St. Marien
Altmügeln – eine alte sächs. Wallfahrtskirche
In Altmügeln (Krs. Oschatz) hat schon vor dem Jahre 984 eine
der ältesten Kirchen Sachsens gestanden. Ihr Turm hat bis
heute den Charakter der einstigen Wehrkirche aus jener Zeit bewahrt,
in der unsere Gegend – nicht immer friedlich – christlich
missioniert wurde. Die Kirche entwickelte sich im Mittelalter zu
einem bekannten Wallfahrtsort, an dem die Gottesmutter Maria besondere
Verehrung genoss. Die älteste der vier Glocken aus dem Jahre
1462 trägt noch die Inschrift: „Hilf Gott, Maria berat´!“ Damals übten
die Bischöfe von Meißen als Herren über die „Müglische
Pflege“ auch die Rechte und Pflichten an dieser Kirche aus.

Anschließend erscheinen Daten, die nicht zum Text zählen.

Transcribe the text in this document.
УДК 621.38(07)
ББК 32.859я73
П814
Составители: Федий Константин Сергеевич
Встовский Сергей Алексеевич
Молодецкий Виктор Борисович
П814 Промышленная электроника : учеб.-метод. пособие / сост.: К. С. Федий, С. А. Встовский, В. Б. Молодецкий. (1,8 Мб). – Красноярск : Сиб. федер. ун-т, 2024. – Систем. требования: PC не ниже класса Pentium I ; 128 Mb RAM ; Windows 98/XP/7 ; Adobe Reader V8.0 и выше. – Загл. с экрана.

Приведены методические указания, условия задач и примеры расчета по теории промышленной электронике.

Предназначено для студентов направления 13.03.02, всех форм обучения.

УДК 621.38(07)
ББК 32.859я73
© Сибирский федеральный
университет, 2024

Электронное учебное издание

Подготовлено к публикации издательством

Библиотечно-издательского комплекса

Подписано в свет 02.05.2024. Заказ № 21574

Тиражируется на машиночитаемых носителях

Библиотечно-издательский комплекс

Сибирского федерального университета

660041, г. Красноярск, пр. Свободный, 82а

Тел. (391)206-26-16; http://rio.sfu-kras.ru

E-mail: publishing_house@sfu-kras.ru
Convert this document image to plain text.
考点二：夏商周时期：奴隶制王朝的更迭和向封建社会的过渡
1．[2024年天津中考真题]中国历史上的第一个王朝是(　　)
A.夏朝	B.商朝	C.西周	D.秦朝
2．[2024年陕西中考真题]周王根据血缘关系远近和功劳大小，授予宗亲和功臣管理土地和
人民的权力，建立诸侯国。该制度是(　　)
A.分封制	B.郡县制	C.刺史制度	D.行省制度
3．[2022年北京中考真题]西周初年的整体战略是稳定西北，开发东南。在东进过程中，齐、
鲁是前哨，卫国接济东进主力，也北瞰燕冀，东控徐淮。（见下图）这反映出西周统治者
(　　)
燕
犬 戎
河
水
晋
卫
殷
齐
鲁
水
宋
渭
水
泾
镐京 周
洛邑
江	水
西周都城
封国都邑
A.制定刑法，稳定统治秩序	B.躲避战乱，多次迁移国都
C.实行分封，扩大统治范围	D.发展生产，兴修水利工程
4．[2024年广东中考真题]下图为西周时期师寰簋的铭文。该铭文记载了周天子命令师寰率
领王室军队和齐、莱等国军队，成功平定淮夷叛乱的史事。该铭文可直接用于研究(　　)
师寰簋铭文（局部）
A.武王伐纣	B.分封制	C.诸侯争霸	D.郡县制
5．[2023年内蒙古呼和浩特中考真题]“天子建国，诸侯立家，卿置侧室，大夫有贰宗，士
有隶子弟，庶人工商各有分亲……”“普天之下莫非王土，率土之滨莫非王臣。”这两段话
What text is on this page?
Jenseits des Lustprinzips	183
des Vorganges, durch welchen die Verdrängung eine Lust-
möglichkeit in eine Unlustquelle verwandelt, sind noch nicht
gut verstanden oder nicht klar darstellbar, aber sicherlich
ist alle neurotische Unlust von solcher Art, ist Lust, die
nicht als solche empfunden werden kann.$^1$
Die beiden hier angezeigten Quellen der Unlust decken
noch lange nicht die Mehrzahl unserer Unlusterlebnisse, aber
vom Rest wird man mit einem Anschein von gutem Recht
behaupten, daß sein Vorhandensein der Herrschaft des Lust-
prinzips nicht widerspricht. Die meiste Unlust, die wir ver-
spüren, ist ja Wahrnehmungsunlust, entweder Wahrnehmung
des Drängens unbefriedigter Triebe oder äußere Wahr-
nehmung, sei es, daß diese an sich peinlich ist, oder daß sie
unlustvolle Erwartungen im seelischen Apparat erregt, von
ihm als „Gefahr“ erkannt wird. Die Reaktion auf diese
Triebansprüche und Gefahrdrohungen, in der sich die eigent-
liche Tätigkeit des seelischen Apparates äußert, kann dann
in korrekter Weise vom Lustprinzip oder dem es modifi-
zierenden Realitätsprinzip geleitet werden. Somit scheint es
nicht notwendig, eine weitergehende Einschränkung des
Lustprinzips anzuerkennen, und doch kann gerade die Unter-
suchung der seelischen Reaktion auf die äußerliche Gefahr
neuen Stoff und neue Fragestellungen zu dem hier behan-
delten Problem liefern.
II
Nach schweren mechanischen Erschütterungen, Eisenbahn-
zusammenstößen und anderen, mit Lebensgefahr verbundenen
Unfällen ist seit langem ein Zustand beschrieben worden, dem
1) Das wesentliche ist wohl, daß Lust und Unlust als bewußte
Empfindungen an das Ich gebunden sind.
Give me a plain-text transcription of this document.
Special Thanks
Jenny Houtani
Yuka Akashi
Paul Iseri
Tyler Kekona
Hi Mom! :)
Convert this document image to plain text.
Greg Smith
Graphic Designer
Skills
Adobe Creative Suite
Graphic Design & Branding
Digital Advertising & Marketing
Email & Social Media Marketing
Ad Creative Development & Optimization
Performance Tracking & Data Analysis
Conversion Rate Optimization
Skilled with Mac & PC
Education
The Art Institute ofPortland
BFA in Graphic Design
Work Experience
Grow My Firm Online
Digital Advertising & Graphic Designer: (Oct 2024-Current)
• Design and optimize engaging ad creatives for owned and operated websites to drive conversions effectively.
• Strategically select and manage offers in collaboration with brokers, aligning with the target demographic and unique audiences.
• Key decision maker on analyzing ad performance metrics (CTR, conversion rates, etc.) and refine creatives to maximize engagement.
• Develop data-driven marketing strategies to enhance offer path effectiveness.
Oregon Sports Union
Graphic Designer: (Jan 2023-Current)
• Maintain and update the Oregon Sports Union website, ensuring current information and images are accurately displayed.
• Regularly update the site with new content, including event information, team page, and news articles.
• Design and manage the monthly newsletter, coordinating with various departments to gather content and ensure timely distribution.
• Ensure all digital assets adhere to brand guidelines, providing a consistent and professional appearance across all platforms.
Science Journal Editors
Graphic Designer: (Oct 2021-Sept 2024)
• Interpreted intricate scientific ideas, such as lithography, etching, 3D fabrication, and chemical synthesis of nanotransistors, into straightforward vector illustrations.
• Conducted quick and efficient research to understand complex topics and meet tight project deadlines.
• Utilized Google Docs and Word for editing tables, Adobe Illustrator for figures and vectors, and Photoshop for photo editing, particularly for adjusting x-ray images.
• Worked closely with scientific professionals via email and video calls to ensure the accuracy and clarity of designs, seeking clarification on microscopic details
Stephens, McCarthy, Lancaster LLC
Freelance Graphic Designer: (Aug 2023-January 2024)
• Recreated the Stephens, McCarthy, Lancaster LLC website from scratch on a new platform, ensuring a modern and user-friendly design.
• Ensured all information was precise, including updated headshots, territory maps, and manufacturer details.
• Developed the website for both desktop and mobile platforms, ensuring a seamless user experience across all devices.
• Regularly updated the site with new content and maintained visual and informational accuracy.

Der vergoldete Abendmahlskelch aus der Zeit um 1350, einer der
kostbarsten Schätze der Kirche , stammt aus ihrem Besitz.
Nachdem im Jahre 1430 die Hussiten die Kirche zerstört hatten,
ließ sie der Bischof Johann VI. nach 1487 im spätgotischen
Stil reicher als zuvor wieder aufbauen. Dazu ließ er für
die Pfeiler, Simse, Gewände und Gewölberippen den schönen
Rochlitzer Porphyr herbeischaffen. Jedoch schlug bereits 1536 der
Blitz ein, und die Kirche musste wieder umfangreich repariert werden.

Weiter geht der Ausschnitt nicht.